Le «tournant» du gouvernement Zapatero à partir de mai 2010, avec ses contre-réformes successives mises en œuvre sous les ordres de la «troïka» (UE, FMI et Banque centrale européenne), a signifié une soumission honteuse aux diktats d’un système financier responsable de la crise, système qui, aujourd’hui, cherche à en sortir impuni et revigoré sur le dos de celles et de ceux d’en bas. El Roto [caricaturiste humoriste] décrivait avec lucidité cette configuration dans son dessin du 1er juillet: «Le système financier s’est échappé! Et il met tout en pièces». Assumant la servitude volontaire vers les «pouvoirs factices», de l’extérieur et de l’intérieur de l’Espagne – l’amitié avec Botin, le patron de la banque Santander, est à ce propos suffisamment significative –, c’est à une crise de légitimité de la représentation politique que nous assistons. Parce qu’une de ces légitimités est celle que l’on obtient dans les urnes (qui est déjà atténuée par le pourcentage limité de votants actifs et par le fait que les élections permettent d’arriver au «gouvernement» à un parti déterminé, soit le PSOE, soit le PP) et l’autre est celle qui découle de sa mise en œuvre qui doit se gagner tous les jours en fonction des politiques adoptées. Et, actuellement, nous sommes en train de voir comment cette dernière est ouvertement mise en question du fait que ces politiques se heurtent aux intérêts de la majorité sociale. Et, encore plus important, se heurtent à la mise en question qui vient d’un mouvement comme celui du 15-M, dont la légitimité sociale a été corroborée y compris à l’occasion des enquêtes d’opinion les plus récentes. Il suffit de faire référence au succès obtenu face aux tentatives de criminalisation qu’a connues le mouvement [allusion à l’offensive contre le mouvement à Barcelone] ou encore à sa capacité de paralyser les expulsions de logement, ou aussi aux initiatives prises contre les descentes brutales anti-immigrés, ce qui s’est produit dans quelques quartiers de Madrid.

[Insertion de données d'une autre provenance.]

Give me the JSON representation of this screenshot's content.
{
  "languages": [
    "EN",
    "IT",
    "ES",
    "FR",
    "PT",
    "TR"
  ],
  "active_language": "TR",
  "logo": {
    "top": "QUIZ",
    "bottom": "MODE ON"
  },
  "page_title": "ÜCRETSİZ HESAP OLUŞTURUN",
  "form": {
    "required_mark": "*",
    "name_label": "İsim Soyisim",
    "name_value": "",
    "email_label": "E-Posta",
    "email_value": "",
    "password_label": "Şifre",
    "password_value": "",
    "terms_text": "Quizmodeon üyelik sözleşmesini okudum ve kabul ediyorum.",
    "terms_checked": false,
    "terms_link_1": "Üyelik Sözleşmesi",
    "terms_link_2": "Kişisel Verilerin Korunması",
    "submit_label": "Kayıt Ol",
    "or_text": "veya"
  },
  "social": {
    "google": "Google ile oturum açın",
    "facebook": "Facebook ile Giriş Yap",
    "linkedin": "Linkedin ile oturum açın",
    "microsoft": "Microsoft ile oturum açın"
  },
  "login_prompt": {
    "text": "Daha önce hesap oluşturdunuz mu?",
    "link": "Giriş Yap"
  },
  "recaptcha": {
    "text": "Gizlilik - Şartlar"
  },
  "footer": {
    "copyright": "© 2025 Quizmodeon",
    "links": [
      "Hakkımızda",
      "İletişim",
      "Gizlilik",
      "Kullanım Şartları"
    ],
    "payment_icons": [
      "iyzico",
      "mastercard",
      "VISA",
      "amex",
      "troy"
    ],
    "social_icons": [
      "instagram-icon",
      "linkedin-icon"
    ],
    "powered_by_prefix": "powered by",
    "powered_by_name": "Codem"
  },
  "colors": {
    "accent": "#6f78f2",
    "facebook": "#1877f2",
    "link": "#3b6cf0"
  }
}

Nous sommes face à un scénario qui donne lieu à un affrontement possible de légitimités entre, d’une part, le système politique en place depuis «l’immaculée transition» – et qui ne s’aventurera même pas à réformer la loi électorale en vigueur – et, d’autre part, le mouvement du 15-M, dans la mesure où il est capable de développer une stratégie de désobéissance civile non violente et avec elle une autre politique et une autre façon de la faire. Parce que, comme l’a fort bien exprimé Manuel Castells dans le campement de Barcelone, une reconstruction de la démocratie est nécessaire, mais cette dernière ne peut pas venir du système lui-même. Il sera nécessaire de disposer d’une mobilisation sociale plus importante en faveur d’une démocratisation radicale de la politique, d’une démarchandisation des biens et des services publics et, finalement, de la recherche d’une sortie alternative de la crise à l’échelle européenne. La fort probable victoire électorale du PP (Parti populaire) à l’occasion des prochaines élections générales ne fera, je le crains, que produire une plus grande polarisation politique qui rendra plus urgente la nécessité de forger un bloc politique, social et culture contre-hégémonique.

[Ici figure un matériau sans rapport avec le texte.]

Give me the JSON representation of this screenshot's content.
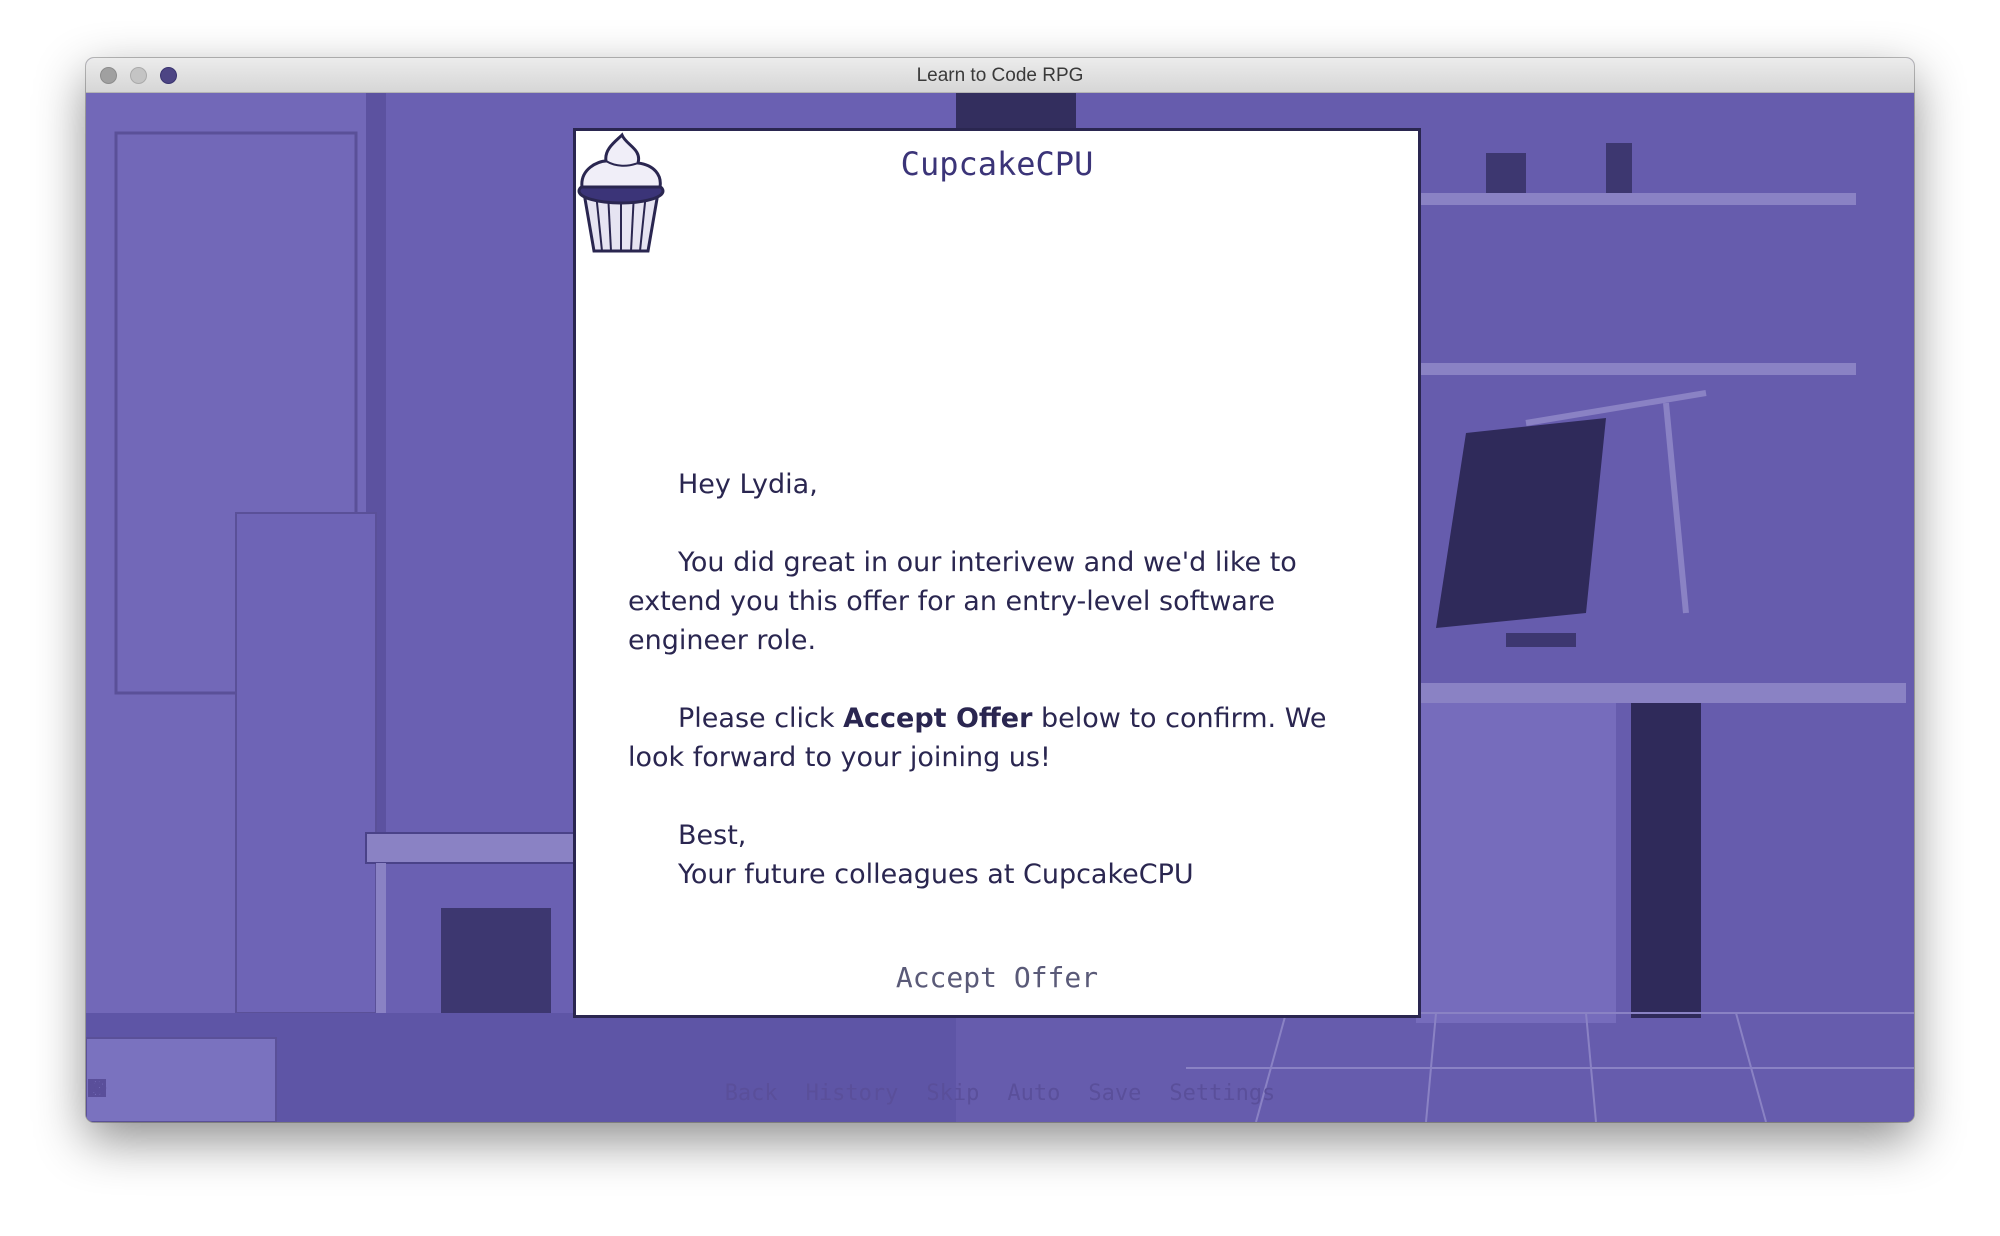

Dans tous les cas, tout en étant conscients des obstacles face auxquels nous sommes, il n’est pas discutable que l’irruption de ce mouvement a été un «Evénement» dans le sens fort du terme, qui permet d’élargir chaque fois plus le champ des possibles et, dans la foulée, de combattre le «sens commun» dominant jusqu’alors. Le grand problème réside dans le fait que cet Evénement ne compte pas avec une gauche à la hauteur de ce qui est exigé. Et pour que cette gauche puisse exister, il faut une rénovation radicale qui ne peut pas être le fruit d’opérations médiatiques. Quelques initiatives apparues récemment sont sans doute respectables, mais paraissent se centrer sur une volonté d’unir la gauche «par en haut», une gauche qui, dans sa grande majorité, n’a pas de crédibilité face aux nouvelles générations protagonistes de ce mouvement. Il faudra chercher néanmoins de nouveaux chemins dans cette perspective. Et ce sera l’objet d’un autre article. (Traduction A l’Encontre)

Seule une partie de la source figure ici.